First, he said, "we agreed" to step-by-step phasing-in of complete national health insurance, but "asked for a commitment to a single bill" to phase in various groups of citizens or kinds of coverage over the years, rather than separate bills step by step, which would be "conquered by the special interests with overflowing war chests."

Second, Kennedy said, "We recognized that adjustments would be desirable or inevitable as unforseen events affected . . . future phases," but "we asked for a commitment to oppose any automatic trigger that could kill the program arbitrily" if certain economic or health cost or other conditions were not met.

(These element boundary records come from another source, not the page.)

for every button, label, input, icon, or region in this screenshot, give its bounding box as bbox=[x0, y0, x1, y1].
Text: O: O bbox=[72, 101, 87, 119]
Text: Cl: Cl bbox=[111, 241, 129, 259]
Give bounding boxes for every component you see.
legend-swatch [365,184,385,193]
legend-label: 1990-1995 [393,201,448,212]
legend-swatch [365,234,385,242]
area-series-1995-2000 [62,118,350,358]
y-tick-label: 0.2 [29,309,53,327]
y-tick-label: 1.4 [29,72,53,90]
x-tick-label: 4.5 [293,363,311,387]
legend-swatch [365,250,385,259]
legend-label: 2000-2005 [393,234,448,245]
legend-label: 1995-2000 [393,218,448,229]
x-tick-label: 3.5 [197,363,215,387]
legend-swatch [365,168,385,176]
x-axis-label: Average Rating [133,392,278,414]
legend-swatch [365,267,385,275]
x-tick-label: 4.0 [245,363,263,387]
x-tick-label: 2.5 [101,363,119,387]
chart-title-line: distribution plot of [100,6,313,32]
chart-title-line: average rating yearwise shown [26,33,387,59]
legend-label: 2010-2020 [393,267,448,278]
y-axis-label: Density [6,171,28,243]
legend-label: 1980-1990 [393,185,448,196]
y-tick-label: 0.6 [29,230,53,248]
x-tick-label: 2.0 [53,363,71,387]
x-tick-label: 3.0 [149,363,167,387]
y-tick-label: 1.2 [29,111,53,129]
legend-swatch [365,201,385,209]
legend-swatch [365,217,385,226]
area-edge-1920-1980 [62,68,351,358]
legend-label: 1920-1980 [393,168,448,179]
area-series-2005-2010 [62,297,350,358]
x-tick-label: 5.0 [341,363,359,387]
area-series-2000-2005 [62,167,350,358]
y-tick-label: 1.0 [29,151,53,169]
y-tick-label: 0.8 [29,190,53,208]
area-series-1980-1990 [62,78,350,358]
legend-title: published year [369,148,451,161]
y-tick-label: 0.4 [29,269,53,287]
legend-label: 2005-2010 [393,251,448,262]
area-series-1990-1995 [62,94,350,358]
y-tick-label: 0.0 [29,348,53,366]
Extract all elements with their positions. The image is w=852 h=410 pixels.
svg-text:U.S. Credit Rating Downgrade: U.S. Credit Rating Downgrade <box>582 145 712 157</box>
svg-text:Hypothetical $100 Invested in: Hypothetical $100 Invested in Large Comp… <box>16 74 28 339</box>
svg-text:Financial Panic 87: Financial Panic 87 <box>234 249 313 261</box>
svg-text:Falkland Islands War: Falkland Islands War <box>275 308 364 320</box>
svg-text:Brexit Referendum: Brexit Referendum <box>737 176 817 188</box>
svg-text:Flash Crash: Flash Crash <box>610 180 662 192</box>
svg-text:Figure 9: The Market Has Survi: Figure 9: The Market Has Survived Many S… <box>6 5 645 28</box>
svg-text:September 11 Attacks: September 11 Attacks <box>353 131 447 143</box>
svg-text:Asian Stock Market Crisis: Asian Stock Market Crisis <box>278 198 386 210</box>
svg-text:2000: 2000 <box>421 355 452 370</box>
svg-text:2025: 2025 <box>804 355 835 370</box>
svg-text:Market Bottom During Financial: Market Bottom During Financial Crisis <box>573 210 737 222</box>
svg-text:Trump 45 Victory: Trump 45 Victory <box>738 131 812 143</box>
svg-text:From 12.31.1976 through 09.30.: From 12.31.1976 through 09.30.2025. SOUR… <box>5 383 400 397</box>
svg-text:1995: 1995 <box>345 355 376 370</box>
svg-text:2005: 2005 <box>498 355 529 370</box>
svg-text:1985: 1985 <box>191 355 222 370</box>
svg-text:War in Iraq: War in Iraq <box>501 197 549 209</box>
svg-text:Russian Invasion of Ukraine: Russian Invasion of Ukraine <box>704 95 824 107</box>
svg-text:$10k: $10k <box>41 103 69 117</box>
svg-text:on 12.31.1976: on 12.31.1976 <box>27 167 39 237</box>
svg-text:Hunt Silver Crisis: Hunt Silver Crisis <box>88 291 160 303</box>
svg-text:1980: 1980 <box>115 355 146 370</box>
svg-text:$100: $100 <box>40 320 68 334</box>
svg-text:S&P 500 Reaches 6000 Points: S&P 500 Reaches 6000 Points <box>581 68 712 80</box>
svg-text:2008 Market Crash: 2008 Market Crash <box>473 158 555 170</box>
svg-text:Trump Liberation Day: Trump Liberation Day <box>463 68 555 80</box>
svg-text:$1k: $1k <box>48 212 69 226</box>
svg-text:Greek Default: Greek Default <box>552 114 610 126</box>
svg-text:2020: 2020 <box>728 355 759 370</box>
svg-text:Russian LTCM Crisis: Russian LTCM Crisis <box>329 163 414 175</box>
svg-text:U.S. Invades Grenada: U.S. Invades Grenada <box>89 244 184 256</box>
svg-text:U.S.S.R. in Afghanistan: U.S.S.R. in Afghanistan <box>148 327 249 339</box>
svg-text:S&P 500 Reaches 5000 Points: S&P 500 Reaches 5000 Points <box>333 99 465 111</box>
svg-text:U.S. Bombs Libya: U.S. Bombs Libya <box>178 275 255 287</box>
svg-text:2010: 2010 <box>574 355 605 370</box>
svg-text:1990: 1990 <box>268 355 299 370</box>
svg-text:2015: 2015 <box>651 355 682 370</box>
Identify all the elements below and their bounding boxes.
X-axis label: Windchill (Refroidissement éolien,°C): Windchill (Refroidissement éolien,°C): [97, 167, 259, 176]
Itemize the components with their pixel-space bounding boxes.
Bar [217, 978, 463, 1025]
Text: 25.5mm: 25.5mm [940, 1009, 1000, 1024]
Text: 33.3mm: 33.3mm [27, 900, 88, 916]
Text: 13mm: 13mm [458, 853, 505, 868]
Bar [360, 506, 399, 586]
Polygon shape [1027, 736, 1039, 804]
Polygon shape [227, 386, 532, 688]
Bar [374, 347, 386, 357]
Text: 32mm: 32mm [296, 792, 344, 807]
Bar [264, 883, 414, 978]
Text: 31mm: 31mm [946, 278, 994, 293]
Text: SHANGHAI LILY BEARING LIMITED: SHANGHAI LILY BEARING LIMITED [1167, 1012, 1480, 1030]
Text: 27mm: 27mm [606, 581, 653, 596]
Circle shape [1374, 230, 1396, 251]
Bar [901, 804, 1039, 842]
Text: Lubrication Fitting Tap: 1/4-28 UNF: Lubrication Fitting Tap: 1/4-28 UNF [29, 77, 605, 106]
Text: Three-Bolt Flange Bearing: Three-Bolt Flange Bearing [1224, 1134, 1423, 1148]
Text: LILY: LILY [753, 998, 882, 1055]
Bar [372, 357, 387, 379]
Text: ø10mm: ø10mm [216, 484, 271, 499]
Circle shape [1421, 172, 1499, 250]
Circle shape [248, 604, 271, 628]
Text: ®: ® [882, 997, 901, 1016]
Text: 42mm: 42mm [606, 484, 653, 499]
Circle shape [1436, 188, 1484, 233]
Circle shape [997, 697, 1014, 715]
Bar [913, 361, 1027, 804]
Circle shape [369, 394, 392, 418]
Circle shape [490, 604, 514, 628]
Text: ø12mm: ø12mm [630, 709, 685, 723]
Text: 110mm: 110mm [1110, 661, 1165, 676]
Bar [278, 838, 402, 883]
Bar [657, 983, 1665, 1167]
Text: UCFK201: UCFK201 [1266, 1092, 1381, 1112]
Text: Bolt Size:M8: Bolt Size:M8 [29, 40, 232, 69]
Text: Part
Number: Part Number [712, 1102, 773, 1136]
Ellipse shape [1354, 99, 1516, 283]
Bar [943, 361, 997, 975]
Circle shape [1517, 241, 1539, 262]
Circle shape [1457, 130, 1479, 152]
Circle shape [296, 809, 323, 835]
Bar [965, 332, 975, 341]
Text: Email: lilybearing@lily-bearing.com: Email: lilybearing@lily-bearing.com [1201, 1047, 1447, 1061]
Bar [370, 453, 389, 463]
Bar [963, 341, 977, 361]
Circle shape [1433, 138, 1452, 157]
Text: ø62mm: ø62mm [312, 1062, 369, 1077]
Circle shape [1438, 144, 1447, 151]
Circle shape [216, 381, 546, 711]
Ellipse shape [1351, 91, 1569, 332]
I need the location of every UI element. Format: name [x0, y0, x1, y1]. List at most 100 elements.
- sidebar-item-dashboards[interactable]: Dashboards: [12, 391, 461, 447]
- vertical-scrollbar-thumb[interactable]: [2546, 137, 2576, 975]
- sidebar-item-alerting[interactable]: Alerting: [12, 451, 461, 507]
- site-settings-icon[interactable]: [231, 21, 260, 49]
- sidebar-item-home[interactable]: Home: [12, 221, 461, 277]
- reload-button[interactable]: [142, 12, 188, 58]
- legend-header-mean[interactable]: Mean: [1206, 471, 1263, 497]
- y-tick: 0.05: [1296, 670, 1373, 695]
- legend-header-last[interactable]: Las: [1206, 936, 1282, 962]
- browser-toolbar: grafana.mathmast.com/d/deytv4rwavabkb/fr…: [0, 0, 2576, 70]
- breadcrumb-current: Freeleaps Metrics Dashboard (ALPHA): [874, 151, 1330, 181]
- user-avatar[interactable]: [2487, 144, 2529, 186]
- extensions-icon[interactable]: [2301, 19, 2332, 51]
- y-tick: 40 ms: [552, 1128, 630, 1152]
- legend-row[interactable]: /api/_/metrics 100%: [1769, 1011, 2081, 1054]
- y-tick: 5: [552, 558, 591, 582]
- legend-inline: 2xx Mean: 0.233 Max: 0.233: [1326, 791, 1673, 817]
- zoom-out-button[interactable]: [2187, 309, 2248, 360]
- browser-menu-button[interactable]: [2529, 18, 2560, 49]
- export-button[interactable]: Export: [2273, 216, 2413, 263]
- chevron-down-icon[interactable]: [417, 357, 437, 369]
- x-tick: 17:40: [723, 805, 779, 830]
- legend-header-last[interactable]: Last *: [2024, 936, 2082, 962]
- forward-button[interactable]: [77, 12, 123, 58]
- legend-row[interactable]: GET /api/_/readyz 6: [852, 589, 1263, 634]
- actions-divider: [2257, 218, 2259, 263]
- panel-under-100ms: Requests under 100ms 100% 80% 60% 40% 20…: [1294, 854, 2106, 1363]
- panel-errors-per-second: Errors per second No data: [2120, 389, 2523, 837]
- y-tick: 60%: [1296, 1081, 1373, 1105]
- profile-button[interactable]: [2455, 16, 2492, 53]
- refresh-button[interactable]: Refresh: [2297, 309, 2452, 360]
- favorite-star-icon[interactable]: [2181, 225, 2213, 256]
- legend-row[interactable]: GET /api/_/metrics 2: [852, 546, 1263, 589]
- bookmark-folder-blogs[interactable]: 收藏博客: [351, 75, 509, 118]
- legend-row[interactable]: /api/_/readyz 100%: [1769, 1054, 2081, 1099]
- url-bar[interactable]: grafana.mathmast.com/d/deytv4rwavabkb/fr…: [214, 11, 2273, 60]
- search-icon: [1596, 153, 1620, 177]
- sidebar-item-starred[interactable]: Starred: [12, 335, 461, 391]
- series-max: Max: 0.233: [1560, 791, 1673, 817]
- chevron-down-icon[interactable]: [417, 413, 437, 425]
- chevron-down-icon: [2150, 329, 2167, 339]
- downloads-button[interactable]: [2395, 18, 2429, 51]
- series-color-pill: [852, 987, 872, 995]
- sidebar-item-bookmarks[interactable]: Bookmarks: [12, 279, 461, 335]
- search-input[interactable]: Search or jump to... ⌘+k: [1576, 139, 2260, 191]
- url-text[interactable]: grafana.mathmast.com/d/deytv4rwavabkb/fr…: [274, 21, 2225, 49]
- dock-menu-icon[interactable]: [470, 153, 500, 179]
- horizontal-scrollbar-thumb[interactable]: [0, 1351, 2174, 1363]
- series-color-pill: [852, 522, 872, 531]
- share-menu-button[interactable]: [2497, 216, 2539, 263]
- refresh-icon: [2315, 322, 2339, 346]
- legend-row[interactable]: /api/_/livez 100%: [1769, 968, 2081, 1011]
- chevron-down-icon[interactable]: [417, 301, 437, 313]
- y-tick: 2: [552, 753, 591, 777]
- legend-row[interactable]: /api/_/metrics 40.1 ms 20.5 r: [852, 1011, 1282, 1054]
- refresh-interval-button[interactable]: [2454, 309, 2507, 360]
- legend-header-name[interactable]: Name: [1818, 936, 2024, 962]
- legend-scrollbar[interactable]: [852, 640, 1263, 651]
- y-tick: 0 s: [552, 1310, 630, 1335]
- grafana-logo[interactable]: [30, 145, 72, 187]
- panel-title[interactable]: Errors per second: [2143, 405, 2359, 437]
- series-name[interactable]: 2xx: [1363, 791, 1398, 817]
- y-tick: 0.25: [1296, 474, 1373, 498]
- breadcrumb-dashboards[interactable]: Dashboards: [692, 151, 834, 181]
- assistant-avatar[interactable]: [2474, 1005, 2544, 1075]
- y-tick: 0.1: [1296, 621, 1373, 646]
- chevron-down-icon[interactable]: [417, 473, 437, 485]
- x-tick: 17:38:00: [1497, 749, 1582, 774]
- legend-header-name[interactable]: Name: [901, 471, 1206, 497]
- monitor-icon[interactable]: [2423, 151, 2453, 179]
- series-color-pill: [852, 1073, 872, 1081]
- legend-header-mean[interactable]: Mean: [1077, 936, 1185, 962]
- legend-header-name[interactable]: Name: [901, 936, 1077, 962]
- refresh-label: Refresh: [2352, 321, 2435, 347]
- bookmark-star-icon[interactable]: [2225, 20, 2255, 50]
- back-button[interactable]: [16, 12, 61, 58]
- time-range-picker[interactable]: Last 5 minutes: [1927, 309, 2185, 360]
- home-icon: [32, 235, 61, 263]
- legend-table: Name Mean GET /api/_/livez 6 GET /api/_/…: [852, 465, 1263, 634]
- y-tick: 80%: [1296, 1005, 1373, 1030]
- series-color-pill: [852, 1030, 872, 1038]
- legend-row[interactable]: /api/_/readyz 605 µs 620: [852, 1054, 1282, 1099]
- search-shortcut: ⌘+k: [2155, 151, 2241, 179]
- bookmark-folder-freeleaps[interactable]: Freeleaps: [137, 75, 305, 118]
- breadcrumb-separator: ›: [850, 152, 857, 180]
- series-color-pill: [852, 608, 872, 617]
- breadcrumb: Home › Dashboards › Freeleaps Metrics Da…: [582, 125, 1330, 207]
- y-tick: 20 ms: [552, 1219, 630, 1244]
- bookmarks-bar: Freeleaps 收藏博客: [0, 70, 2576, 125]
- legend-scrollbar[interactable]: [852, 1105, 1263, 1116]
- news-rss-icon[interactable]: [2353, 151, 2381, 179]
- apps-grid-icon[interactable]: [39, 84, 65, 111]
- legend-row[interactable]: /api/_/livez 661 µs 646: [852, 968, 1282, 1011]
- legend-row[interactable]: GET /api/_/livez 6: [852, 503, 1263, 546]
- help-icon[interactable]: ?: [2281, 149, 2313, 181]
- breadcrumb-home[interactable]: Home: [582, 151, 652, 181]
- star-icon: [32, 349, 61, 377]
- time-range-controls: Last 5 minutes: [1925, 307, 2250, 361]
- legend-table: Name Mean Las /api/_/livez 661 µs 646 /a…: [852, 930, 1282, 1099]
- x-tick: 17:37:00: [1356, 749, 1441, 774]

On both issue one and issue, two, Kennedy said each time, "the president declined to make that commitment."

The president's advisers have also been arguing for months over health insurance. Califano and Eizenstat, by most reports, favored honoring Carter's many commitments to a total or comprehensive health plan, though Califano also opposed introducing it this year.

Carter's economic counselors, led by Charles L. Schultze, chairman of the Council of Economic Advisers, argued for a limited, or "targeted" approach that might start with the poor and the catastrophically ill. They also wanted phase-by-phase conditional "triggers" that would add new coverage only if economic conditions were right and presently skyrocketing health costs were being contained.

By yesterday's accounts, the economic advisers seem to have won. Administration and other sources said Carter's principles will promise, in large vague language, "comprehensive" and "universal" insurance, but insurance to be phased in only under certain conditions.

The principles will promise a role for the private health insurance industry in providing the coverage, it was reported, but will not firmly pledge strict federal regulation of the firms to assure broad benefits and limited profits - other points on which Kennedy and labor wanted assurance.

Finally, Kennedy and labor have apparently been denied another element they wanted - a promise of a more detailed plan quickly enough for Kennedy to open hearings of his Senate health subcommittee after Labor Day. Labor forces badly wanted to start a national campaign for health insurance before the fall election. They wanted to make support for health insurance a condition for labor backing of congressional candidates.

Many members of Congress have told the White House they are cool to this idea. And Kennedy conceded yesterday that if a national health insurance plan went to the Senate floor today, "I'm not so sure we could pass it."

But he said he and his coalition colleagues will again begin working on their bill with "the toughest cost controls you can imagine." and when "working people" and "business people" and others realize that only such a plan can assure care and control costs, "they will support it."

The President's conditional approach, he maintained, would "subvert" any plan from the start and make it "self-destruct," since the doctors and hospitals it is designed to control could run up costs to prevent its expansion.

Meany, AFL-CIO Secretary-Treasurer Lane Kirkland and - in Detroit - United Auto Workers President Douglas Fraser all, like Kennedy, used the word "disappointment" in commenting on the president's decisions.

"Every industrial country except the United States and South Africa has national health insurance," Meany said. "And I don't like to be put in the company of South Africa."